Ban all swearwords and you add to their mystique. It would be better to teach appropriate usage, although it would be a brave headmaster indeed who added that to the curriculum.
AND so, as promised, to the website that shows that Jesus was Welsh.
Well, it shows that his grandmother was Welsh, which would have made him Welsh enough to step out onto the Millennium Stadium on Saturday, giving us two players capable of walking on water.
I came across this little gem while reading a website called “The Guild of Glyndwr” - http://www.guildofglyndwr.co.uk/index.htm - which carried a list of Welsh claims to fame.
And down there at number 7 is the following “According to the latest research, Jesus' grandmother (Mary's mother) was Welsh!” Exclamation mark indeed.
It kind of makes you wonder what the previous seven claims to fame were, that this should only be number 7 – but they are much more mundane – St David’s is the smallest city in Europe and so on.

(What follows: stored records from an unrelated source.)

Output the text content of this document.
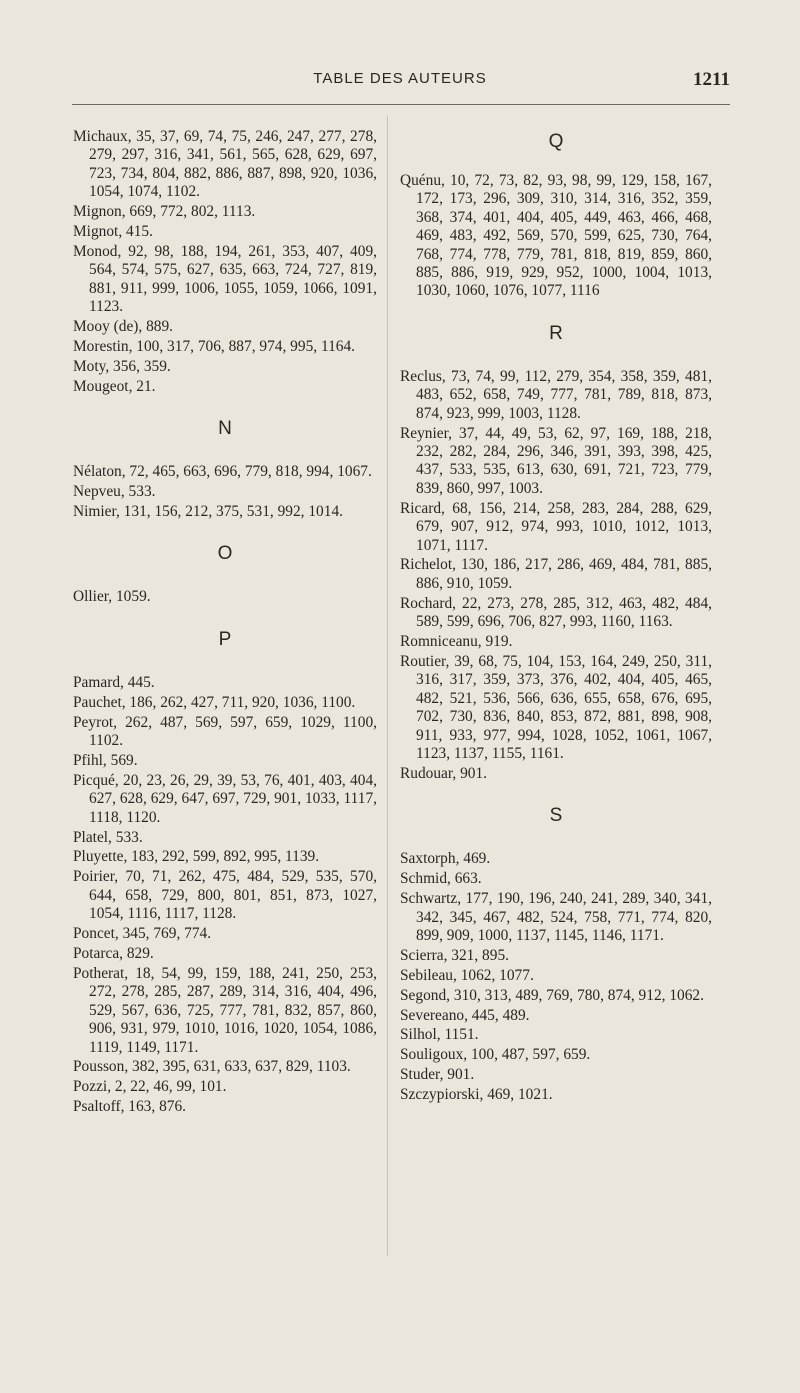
TABLE DES AUTEURS	1211
Michaux, 35, 37, 69, 74, 75, 246, 247, 277, 278, 279, 297, 316, 341, 561, 565, 628, 629, 697, 723, 734, 804, 882, 886, 887, 898, 920, 1036, 1054, 1074, 1102.
Mignon, 669, 772, 802, 1113.
Mignot, 415.
Monod, 92, 98, 188, 194, 261, 353, 407, 409, 564, 574, 575, 627, 635, 663, 724, 727, 819, 881, 911, 999, 1006, 1055, 1059, 1066, 1091, 1123.
Mooy (de), 889.
Morestin, 100, 317, 706, 887, 974, 995, 1164.
Moty, 356, 359.
Mougeot, 21.
N
Nélaton, 72, 465, 663, 696, 779, 818, 994, 1067.
Nepveu, 533.
Nimier, 131, 156, 212, 375, 531, 992, 1014.
O
Ollier, 1059.
P
Pamard, 445.
Pauchet, 186, 262, 427, 711, 920, 1036, 1100.
Peyrot, 262, 487, 569, 597, 659, 1029, 1100, 1102.
Pfihl, 569.
Picqué, 20, 23, 26, 29, 39, 53, 76, 401, 403, 404, 627, 628, 629, 647, 697, 729, 901, 1033, 1117, 1118, 1120.
Platel, 533.
Pluyette, 183, 292, 599, 892, 995, 1139.
Poirier, 70, 71, 262, 475, 484, 529, 535, 570, 644, 658, 729, 800, 801, 851, 873, 1027, 1054, 1116, 1117, 1128.
Poncet, 345, 769, 774.
Potarca, 829.
Potherat, 18, 54, 99, 159, 188, 241, 250, 253, 272, 278, 285, 287, 289, 314, 316, 404, 496, 529, 567, 636, 725, 777, 781, 832, 857, 860, 906, 931, 979, 1010, 1016, 1020, 1054, 1086, 1119, 1149, 1171.
Pousson, 382, 395, 631, 633, 637, 829, 1103.
Pozzi, 2, 22, 46, 99, 101.
Psaltoff, 163, 876.
Q
Quénu, 10, 72, 73, 82, 93, 98, 99, 129, 158, 167, 172, 173, 296, 309, 310, 314, 316, 352, 359, 368, 374, 401, 404, 405, 449, 463, 466, 468, 469, 483, 492, 569, 570, 599, 625, 730, 764, 768, 774, 778, 779, 781, 818, 819, 859, 860, 885, 886, 919, 929, 952, 1000, 1004, 1013, 1030, 1060, 1076, 1077, 1116
R
Reclus, 73, 74, 99, 112, 279, 354, 358, 359, 481, 483, 652, 658, 749, 777, 781, 789, 818, 873, 874, 923, 999, 1003, 1128.
Reynier, 37, 44, 49, 53, 62, 97, 169, 188, 218, 232, 282, 284, 296, 346, 391, 393, 398, 425, 437, 533, 535, 613, 630, 691, 721, 723, 779, 839, 860, 997, 1003.
Ricard, 68, 156, 214, 258, 283, 284, 288, 629, 679, 907, 912, 974, 993, 1010, 1012, 1013, 1071, 1117.
Richelot, 130, 186, 217, 286, 469, 484, 781, 885, 886, 910, 1059.
Rochard, 22, 273, 278, 285, 312, 463, 482, 484, 589, 599, 696, 706, 827, 993, 1160, 1163.
Romniceanu, 919.
Routier, 39, 68, 75, 104, 153, 164, 249, 250, 311, 316, 317, 359, 373, 376, 402, 404, 405, 465, 482, 521, 536, 566, 636, 655, 658, 676, 695, 702, 730, 836, 840, 853, 872, 881, 898, 908, 911, 933, 977, 994, 1028, 1052, 1061, 1067, 1123, 1137, 1155, 1161.
Rudouar, 901.
S
Saxtorph, 469.
Schmid, 663.
Schwartz, 177, 190, 196, 240, 241, 289, 340, 341, 342, 345, 467, 482, 524, 758, 771, 774, 820, 899, 909, 1000, 1137, 1145, 1146, 1171.
Scierra, 321, 895.
Sebileau, 1062, 1077.
Segond, 310, 313, 489, 769, 780, 874, 912, 1062.
Severeano, 445, 489.
Silhol, 1151.
Souligoux, 100, 487, 597, 659.
Studer, 901.
Szczypiorski, 469, 1021.
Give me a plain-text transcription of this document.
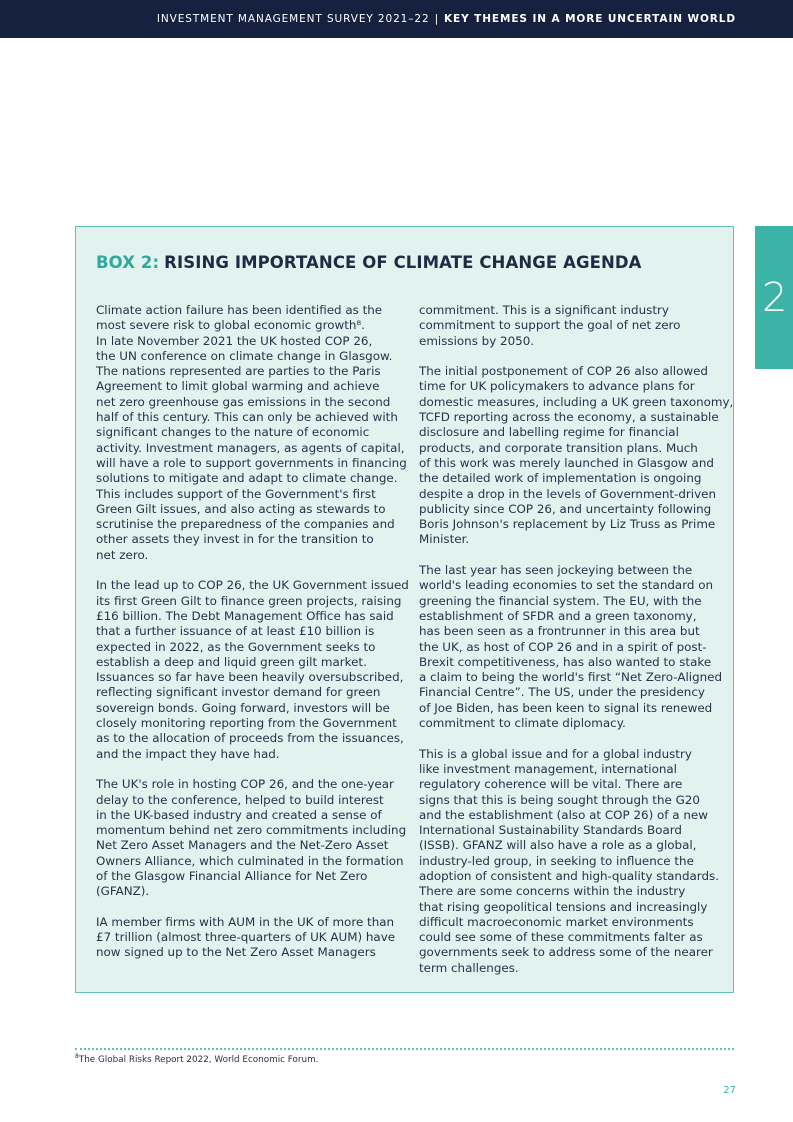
INVESTMENT MANAGEMENT SURVEY 2021–22 | KEY THEMES IN A MORE UNCERTAIN WORLD
2
BOX 2: RISING IMPORTANCE OF CLIMATE CHANGE AGENDA

Climate action failure has been identified as the
most severe risk to global economic growth⁸.
In late November 2021 the UK hosted COP 26,
the UN conference on climate change in Glasgow.
The nations represented are parties to the Paris
Agreement to limit global warming and achieve
net zero greenhouse gas emissions in the second
half of this century. This can only be achieved with
significant changes to the nature of economic
activity. Investment managers, as agents of capital,
will have a role to support governments in financing
solutions to mitigate and adapt to climate change.
This includes support of the Government's first
Green Gilt issues, and also acting as stewards to
scrutinise the preparedness of the companies and
other assets they invest in for the transition to
net zero.

In the lead up to COP 26, the UK Government issued
its first Green Gilt to finance green projects, raising
£16 billion. The Debt Management Office has said
that a further issuance of at least £10 billion is
expected in 2022, as the Government seeks to
establish a deep and liquid green gilt market.
Issuances so far have been heavily oversubscribed,
reflecting significant investor demand for green
sovereign bonds. Going forward, investors will be
closely monitoring reporting from the Government
as to the allocation of proceeds from the issuances,
and the impact they have had.

The UK's role in hosting COP 26, and the one-year
delay to the conference, helped to build interest
in the UK-based industry and created a sense of
momentum behind net zero commitments including
Net Zero Asset Managers and the Net-Zero Asset
Owners Alliance, which culminated in the formation
of the Glasgow Financial Alliance for Net Zero
(GFANZ).

IA member firms with AUM in the UK of more than
£7 trillion (almost three-quarters of UK AUM) have
now signed up to the Net Zero Asset Managers

commitment. This is a significant industry
commitment to support the goal of net zero
emissions by 2050.

The initial postponement of COP 26 also allowed
time for UK policymakers to advance plans for
domestic measures, including a UK green taxonomy,
TCFD reporting across the economy, a sustainable
disclosure and labelling regime for financial
products, and corporate transition plans. Much
of this work was merely launched in Glasgow and
the detailed work of implementation is ongoing
despite a drop in the levels of Government-driven
publicity since COP 26, and uncertainty following
Boris Johnson's replacement by Liz Truss as Prime
Minister.

The last year has seen jockeying between the
world's leading economies to set the standard on
greening the financial system. The EU, with the
establishment of SFDR and a green taxonomy,
has been seen as a frontrunner in this area but
the UK, as host of COP 26 and in a spirit of post-
Brexit competitiveness, has also wanted to stake
a claim to being the world's first “Net Zero-Aligned
Financial Centre”. The US, under the presidency
of Joe Biden, has been keen to signal its renewed
commitment to climate diplomacy.

This is a global issue and for a global industry
like investment management, international
regulatory coherence will be vital. There are
signs that this is being sought through the G20
and the establishment (also at COP 26) of a new
International Sustainability Standards Board
(ISSB). GFANZ will also have a role as a global,
industry-led group, in seeking to influence the
adoption of consistent and high-quality standards.
There are some concerns within the industry
that rising geopolitical tensions and increasingly
difficult macroeconomic market environments
could see some of these commitments falter as
governments seek to address some of the nearer
term challenges.

$^8$The Global Risks Report 2022, World Economic Forum.
27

But back to Our Lord’s grandma. This could be big. I’ve seen what Dan Brown has done with this sort of gubbins and I’m thinking the ‘Dai Vinci Code’ could make my fortune (see what I did there, Da Vinci, Dai Vinci? Forget it, pearls before swine)
Anyway, the only ‘research’ I could find was on a very strange site called ‘The Royal House of Britain’ which seems to indicate that Jesus’s grandmother was called Bianca.
There the trail goes cold though, where in Wales Bianca was meant to come from I’m not sure. It sound like she might be more at home in Albert Square to be perfectly honest.
If any readers more learned in the Scriptures than me (that is, all of you) would care to enlighten me, a small share in the ensuing royalties from my international bestseller is yours.